La comunidad es pequeña: unas cuarenta familias. La ermita se asienta sobre una suave colina desde la que se domina un paisaje maravilloso: tierras bajas y onduladas alfombradas de milpas que amarillean.

Antes de entrar en la minúscula ermita, saboreo el paisaje enmarcado por una cordillera escarpada. Me cuentan que en los meses de octubre y noviembre, cuando las lluvias arrecian, el valle se transforma en una extensa laguna, gracias a un río subterráneo que aparece y vuelve a desaparecer un poco más lejos. Allí se han ahogado varios muchachos que no aprenden la lección sobre el peligro de esas corrientes traicioneras.

La ermita es chica: techo bajo de lámina, paredes de madera rústica, piso desigual de tierra. Bancas bajas sin respaldar y sillas traídas de la escuela cercana, más aptas para niños de primer grado.

La gente va llegando poco a poco. Un coro de tres muchachas es sostenido por un conjunto musical mínimo: un teclado, un bajo, una guitarra. Cantan infatigables con voz suave. Por suerte no hay bocinas estruendosas, y el canto y la música ponen un tono místico al ambiente.

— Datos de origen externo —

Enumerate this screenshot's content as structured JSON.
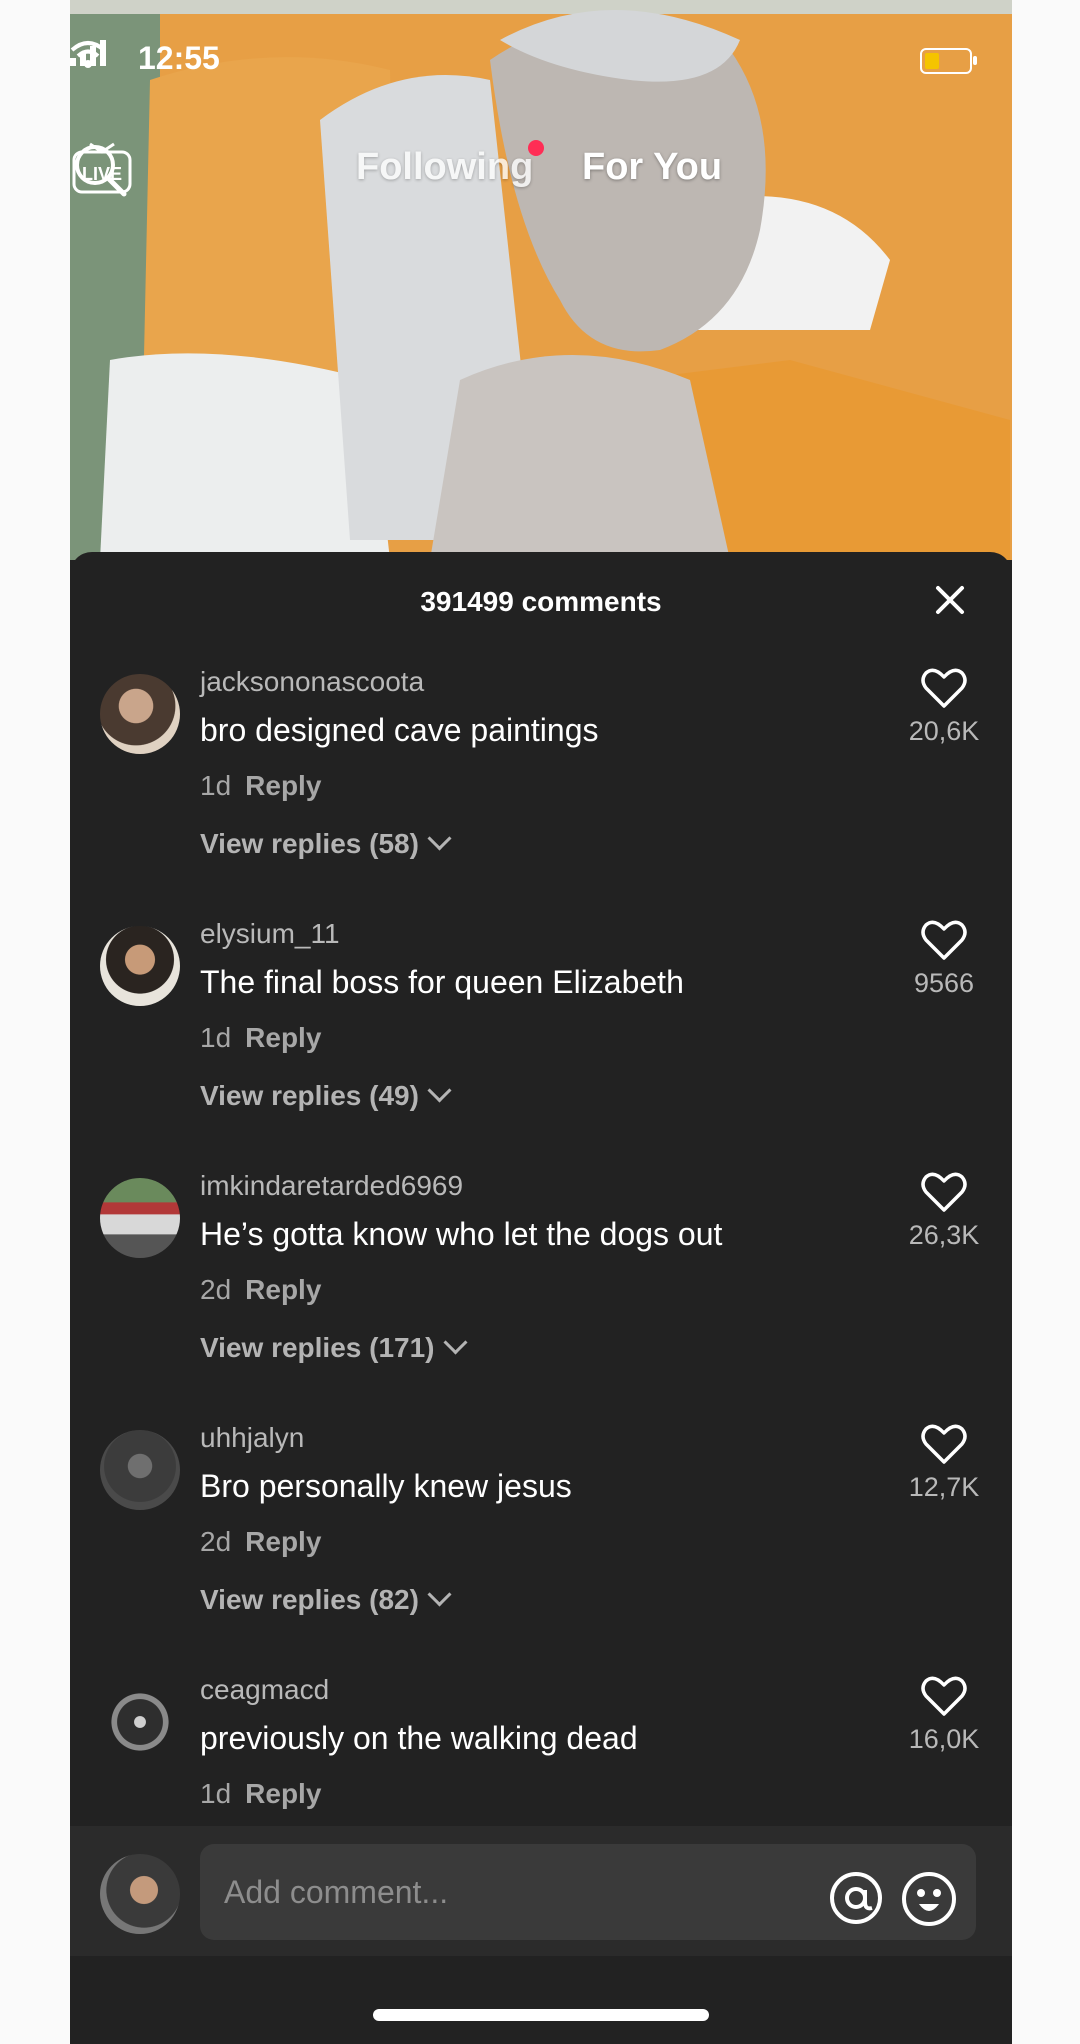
{
  "status_bar": {
    "time": "12:55"
  },
  "top_nav": {
    "live_label": "LIVE",
    "tabs": [
      {
        "label": "Following",
        "active": false
      },
      {
        "label": "For You",
        "active": true
      }
    ]
  },
  "comments_sheet": {
    "count_text": "391499 comments",
    "comments": [
      {
        "username": "jacksononascoota",
        "text": "bro designed cave paintings",
        "age": "1d",
        "reply_label": "Reply",
        "view_replies": "View replies (58)",
        "likes": "20,6K"
      },
      {
        "username": "elysium_11",
        "text": "The final boss for queen Elizabeth",
        "age": "1d",
        "reply_label": "Reply",
        "view_replies": "View replies (49)",
        "likes": "9566"
      },
      {
        "username": "imkindaretarded6969",
        "text": "He’s gotta know who let the dogs out",
        "age": "2d",
        "reply_label": "Reply",
        "view_replies": "View replies (171)",
        "likes": "26,3K"
      },
      {
        "username": "uhhjalyn",
        "text": "Bro personally knew jesus",
        "age": "2d",
        "reply_label": "Reply",
        "view_replies": "View replies (82)",
        "likes": "12,7K"
      },
      {
        "username": "ceagmacd",
        "text": "previously on the walking dead",
        "age": "1d",
        "reply_label": "Reply",
        "likes": "16,0K"
      }
    ]
  },
  "comment_input": {
    "placeholder": "Add comment..."
  },
  "colors": {
    "sheet_bg": "#222222",
    "live_dot": "#ff2d55",
    "battery": "#f5c400"
  }
}
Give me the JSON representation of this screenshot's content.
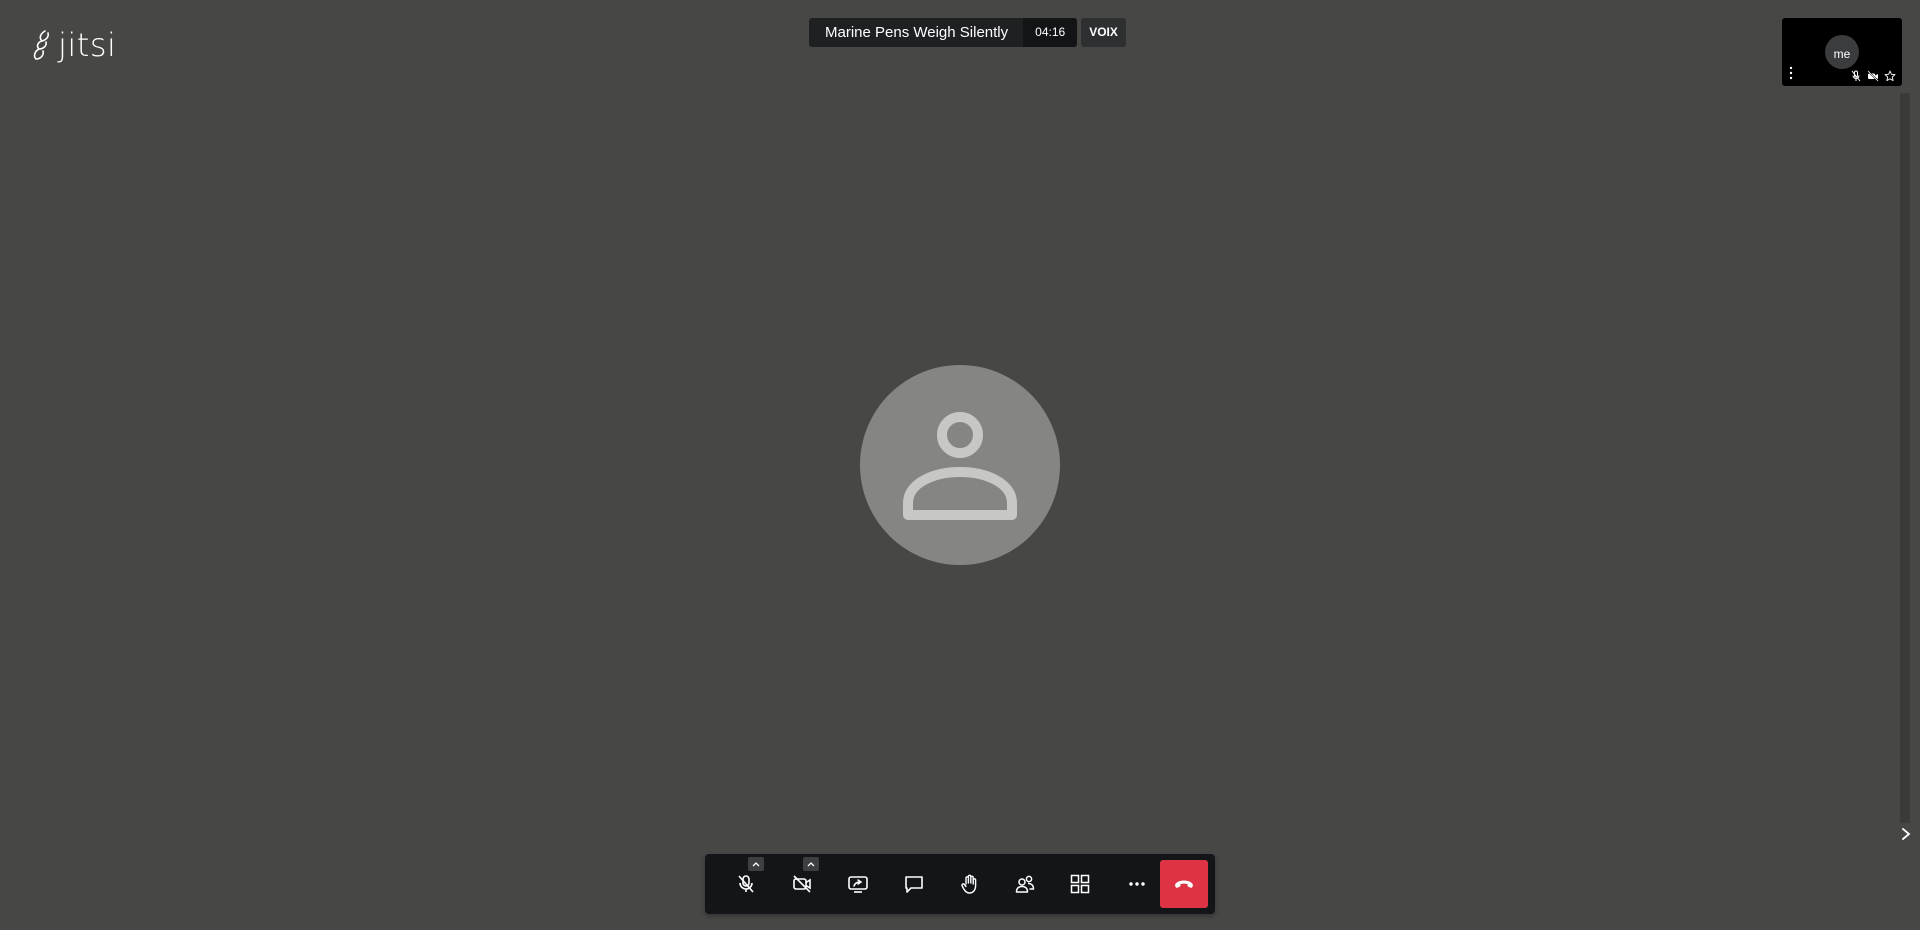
{
  "app": {
    "logo_text": "jitsi"
  },
  "meeting": {
    "title": "Marine Pens Weigh Silently",
    "timer": "04:16",
    "badge": "VOIX"
  },
  "self_view": {
    "name": "me",
    "icons": [
      "microphone-off-icon",
      "camera-off-icon",
      "star-icon"
    ]
  },
  "toolbar": {
    "buttons": [
      {
        "name": "microphone-button",
        "icon": "microphone-off-icon"
      },
      {
        "name": "camera-button",
        "icon": "camera-off-icon"
      },
      {
        "name": "share-screen-button",
        "icon": "screen-share-icon"
      },
      {
        "name": "chat-button",
        "icon": "chat-icon"
      },
      {
        "name": "raise-hand-button",
        "icon": "hand-icon"
      },
      {
        "name": "participants-button",
        "icon": "participants-icon"
      },
      {
        "name": "tile-view-button",
        "icon": "grid-icon"
      },
      {
        "name": "more-actions-button",
        "icon": "ellipsis-icon"
      },
      {
        "name": "hangup-button",
        "icon": "phone-hangup-icon"
      }
    ]
  },
  "colors": {
    "background": "#474846",
    "toolbar": "#131519",
    "hangup": "#dd3344",
    "avatar": "#858684"
  }
}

Cuando la ermita se llena y comienza la misa, no resisto la tentación de contar “a ojo de buen cubero” el número de los asistentes, lo cual es tarea fácil: cuarenta personas adultas y muchos niños.

La ceremonia se desarrolla apacible. Dos muchachas leen de forma impecable los textos sagrados. La comunidad sigue atenta mi homilía. En la procesión del ofertorio llevan al altar cinco costales de maíz nuevo, más otros frutos de la tierra.

Disfruto esta misa celebrada en clave familiar, casi íntima, más allá de los ritos litúrgicos formales.

Después de la misa, la mesa. Dos mesas largas y estrechas acogen a la gente importante. No los conté, pero seríamos más de una docena los comensales en la mesa de honor situada en la cocina, donde varias mujeres se afanan ante el fogón enorme con grandes calderos rebosantes de sabrosa carne. El humo me irrita los ojos.

Al sacerdote se le sirve comida en abundancia. El resto de comensales deberá conformarse con porciones modestas. En la capilla come el resto de los feligreses.

Una de mis muchas satisfacciones es estrechar la mano de niños y niñas. El gesto los toma de sorpresa. Titubean, luego se animan y me dan la mano. Entonces se les ilumina la carita como si hubieran obtenido un preciado trofeo.

De regreso al vehículo, algunos muchachos fuertes llevan a hombros todos los bienes de Dios que se depositaron frente al altar. Casi se llena la palangana del pick up.

Les he asegurado a la gente que quiero regresar cuando ese valle cubierto de milpa esté convertido en una laguna. Será, sin duda, un escenario digno de verse.